As we approached the edge of the woods, the noise and bustle of the resort growing louder with each step, I held onto that feeling, tucking it away like a talisman against whatever came next. We would face questions, complications, judgments. We would have to navigate the aftermath of what had started in the darkness of our room and continued in the bright sunlight of our private clearing.

But for now, for this moment, I allowed myself to simply be—to be with Brooke, to be uncertain but hopeful, to be more myself than I had ever been.

And it was enough. It was more than enough.

It was everything.

CHAPTER THIRTY-ONE

BROOKE

We were still laughing when we reached our room, stumbling through the door with snow melting in our hair and color high in our cheeks. My jacket was completely soaked through, my jeans stiff with ice around the ankles, but I barely noticed the discomfort. All I could focus on was Madeline beside me—her windburned cheeks, her bright eyes, the way her laugh seemed to fill every corner of the room.

But beneath the laughter, beneath the lingering high of our toboggan runs, something else simmered between us. A tension that had been building since our conversation in the clearing, a pull that hadn't quite been satisfied by our kisses in the snow. I could feel it in the way her eyes kept finding mine, in the slight catch in her breath when our hands brushed as we entered the room.

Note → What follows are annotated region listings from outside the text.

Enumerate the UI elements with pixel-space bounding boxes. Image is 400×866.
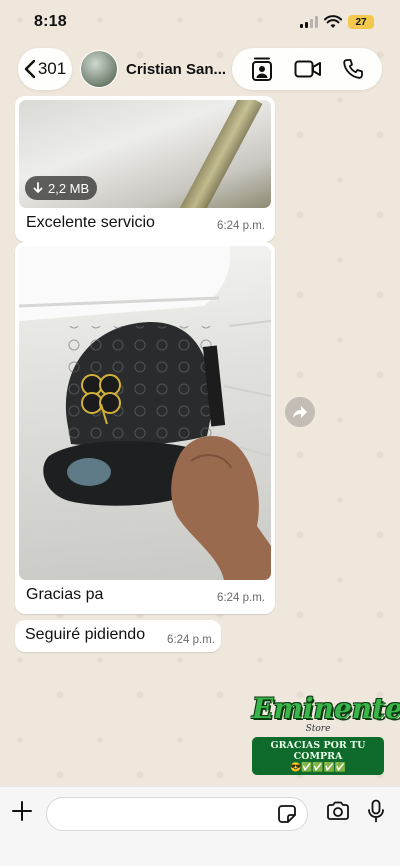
contact-card-icon[interactable] xyxy=(250,56,274,82)
download-badge[interactable]: 2,2 MB xyxy=(25,176,98,200)
chevron-left-icon xyxy=(24,59,36,79)
status-bar: 8:18 27 xyxy=(0,0,400,44)
phone-call-icon[interactable] xyxy=(342,58,364,80)
image-message[interactable]: 2,2 MB Excelente servicio 6:24 p.m. xyxy=(15,96,275,242)
contact-info[interactable]: Cristian San... xyxy=(80,50,226,88)
caption-row: Excelente servicio 6:24 p.m. xyxy=(19,208,271,238)
sticker-brand: Eminente xyxy=(252,692,400,725)
message-caption: Gracias pa xyxy=(26,586,104,603)
avatar[interactable] xyxy=(80,50,118,88)
contact-name: Cristian San... xyxy=(126,60,227,78)
caption-row: Gracias pa 6:24 p.m. xyxy=(19,580,271,610)
sticker-banner-text: GRACIAS POR TU COMPRA xyxy=(270,740,366,762)
message-time: 6:24 p.m. xyxy=(217,220,265,232)
message-text: Seguiré pidiendo xyxy=(25,626,146,643)
file-size: 2,2 MB xyxy=(48,180,90,196)
unread-count: 301 xyxy=(37,59,67,78)
video-call-icon[interactable] xyxy=(294,59,322,79)
message-photo[interactable] xyxy=(19,246,271,580)
microphone-icon[interactable] xyxy=(367,799,385,823)
image-message[interactable]: Gracias pa 6:24 p.m. xyxy=(15,242,275,614)
forward-button[interactable] xyxy=(285,397,315,427)
message-composer xyxy=(0,786,400,866)
text-message[interactable]: Seguiré pidiendo 6:24 p.m. xyxy=(15,620,221,652)
sticker-icon[interactable] xyxy=(277,804,297,824)
chat-header: 301 Cristian San... xyxy=(0,44,400,94)
camera-icon[interactable] xyxy=(326,801,350,821)
forward-arrow-icon xyxy=(293,406,307,418)
message-photo[interactable]: 2,2 MB xyxy=(19,100,271,208)
call-actions xyxy=(232,48,382,90)
wifi-icon xyxy=(324,15,342,28)
download-arrow-icon xyxy=(33,182,43,193)
battery-indicator: 27 xyxy=(348,15,374,29)
cellular-signal-icon xyxy=(300,16,318,28)
message-time: 6:24 p.m. xyxy=(217,592,265,604)
cap-photo-illustration xyxy=(19,246,271,580)
message-input[interactable] xyxy=(46,797,308,831)
back-button[interactable]: 301 xyxy=(18,48,72,90)
sticker-message[interactable]: Eminente Store GRACIAS POR TU COMPRA 😎✅✅… xyxy=(252,692,400,776)
status-time: 8:18 xyxy=(34,13,67,30)
status-indicators: 27 xyxy=(300,15,374,29)
sticker-banner: GRACIAS POR TU COMPRA 😎✅✅✅✅ xyxy=(252,737,384,775)
message-caption: Excelente servicio xyxy=(26,214,155,231)
message-time: 6:24 p.m. xyxy=(167,634,215,646)
sticker-emojis: 😎✅✅✅✅ xyxy=(289,763,347,773)
sticker-subtitle: Store xyxy=(305,724,331,734)
plus-icon[interactable] xyxy=(11,800,33,822)
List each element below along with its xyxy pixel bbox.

I had barely managed to toss my gloves on the dresser when Madeline moved. In two swift steps, she was in front of me, her fingers curling into the collar of my jacket, pulling me toward her with a certainty that stole my breath.

And then she was kissing me.

Not like in the snow—playful, exploratory, sunlit. This was different. Immediate. Consuming. Her lips pressed against mine with an urgency that made my knees weak, her body pushing mine back until I felt the wall behind me. Her fingers were cold against my neck as she deepened the kiss, but I barely registeredit, too lost in the heat of her mouth, the taste of her on my tongue.

I responded with equal fervor, my arms encircling her waist, lifting her slightly so that she had to tilt her head down to maintain the kiss. The small sound she made in the back of her throat sent electricity racing down my spine, igniting something primal and possessive deep within me. I kissed her like it was the only chance I'd get, like I could somehow convey through touch all the things I couldn't yet put into words.

We didn't speak. We didn't need to. Every press of lips, every sweep of tongue, every shared breath was a conversation unto itself—more honest, more direct than any words could have been.

My hands found their way beneath her jacket, spread wide against her back, feeling the heat of her through her thin shirt. She arched into me, her body fitting against mine as if designed for it, as if we'd been doing this for years instead of mere hours. One of her hands tangled in my hair, tugging lightly in a way that drew a low groan from me, a sound I hardly recognized as my own.

Time lost meaning as we stood there, locked together, the rest of the world fading to background noise. There was only Madeline—her taste, her scent, the soft curves of her body beneath my hands, the way she seemed to want me with the same desperate intensity that I wanted her.

Eventually, breathlessly, we broke apart. Her forehead rested against mine, our ragged breathing the only sound in the quiet room. Her pupils were blown wide, her lips swollen from our kisses, and I had never seen anything more beautiful in my life.

"We have to go soon," she whispered, though she made no move to step away, her hands still cupping my face as if she couldn't bear to let go.

"I know," I replied, equally reluctant to break the moment.